On the night of the programme, only three people rang the station to complain about the item, and two of these were exercised because the idea had been ripped off from another TV network. Thus, only one person in the country felt sufficiently morally outraged by the item to pick up a telephone and complain, and that was the secretary of the Bishop of Clonfert. Only through the intervention of the media did the event become one of the ground-breaking episodes in the creation of modern Ireland.
There is a clinical name for this condition - False Memory Syndrome - which is what has led us to believe that the Late Late was "important". Something banal would be said on the show, and some publicity-hungry cleric or county councillor would make it into a federal issue. A "national debate" would then ensue about the decline in moral values or some such nonsense. This suited the agenda of the modernisers because the impression was thus given that they were hard at work confronting the dark forces, when in reality nobody but a handful of lunatics was in the slightest bit bothered. The Late Late did not, as is suggested, "open up" Irish society; what it "opened up", more often than not, were the mouths of some of our more ridiculous public figures.

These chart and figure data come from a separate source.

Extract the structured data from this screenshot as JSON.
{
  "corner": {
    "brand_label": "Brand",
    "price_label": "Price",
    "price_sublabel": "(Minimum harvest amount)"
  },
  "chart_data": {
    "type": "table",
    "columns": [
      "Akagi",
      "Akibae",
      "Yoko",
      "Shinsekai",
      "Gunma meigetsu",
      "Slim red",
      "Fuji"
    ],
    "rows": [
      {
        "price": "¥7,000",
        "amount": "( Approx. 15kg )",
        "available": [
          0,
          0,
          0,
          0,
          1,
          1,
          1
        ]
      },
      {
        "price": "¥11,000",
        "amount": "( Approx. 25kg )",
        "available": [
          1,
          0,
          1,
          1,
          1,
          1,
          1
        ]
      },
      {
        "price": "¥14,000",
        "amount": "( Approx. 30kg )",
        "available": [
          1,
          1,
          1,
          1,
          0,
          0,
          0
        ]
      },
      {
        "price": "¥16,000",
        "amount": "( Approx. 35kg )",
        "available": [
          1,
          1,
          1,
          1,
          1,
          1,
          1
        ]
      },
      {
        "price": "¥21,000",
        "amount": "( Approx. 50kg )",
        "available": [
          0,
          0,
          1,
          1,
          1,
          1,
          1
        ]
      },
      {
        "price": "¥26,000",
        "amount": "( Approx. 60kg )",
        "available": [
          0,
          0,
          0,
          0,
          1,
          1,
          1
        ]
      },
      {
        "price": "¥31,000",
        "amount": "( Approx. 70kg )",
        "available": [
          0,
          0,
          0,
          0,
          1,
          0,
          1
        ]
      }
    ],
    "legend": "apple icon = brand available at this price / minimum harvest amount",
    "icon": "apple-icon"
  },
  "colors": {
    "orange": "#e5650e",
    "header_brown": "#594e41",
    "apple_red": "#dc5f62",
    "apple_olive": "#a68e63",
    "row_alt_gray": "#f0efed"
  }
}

The next most "infamous" incident occurred just six weeks after the bishop and the nightie programme, when a student referred to the Bishop of Galway as a "moron". Big haw. Hold the front page. They did. Behold the quality of intellectual debate which brought this modern Ireland of yours into existence. Apart from these two episodes, both of which occurred 33 years ago, most people would be hard pressed to name more than one or two memorable items out of the whole 37 years. Thus, if we are to judge from what we "remember" about it, the alleged "influence" of the Late Late Show was all over and done with within five years of first going on air.
Indeed, the bishop and the nightie affair was regarded as such a seminal feature of Ireland's socio-sexual development that, in the late 1970s, when RTE was spring-cleaning its vaults, that programme, along with virtually all other Late Lates over the previous two decades, was wiped. It is probably just as well for those seeking to elevate the importance of Gaybo and his show that nothing of these supposedly earth-shaking episodes is preserved: had they survived, we would today be able to perceive their utter tedium and banality.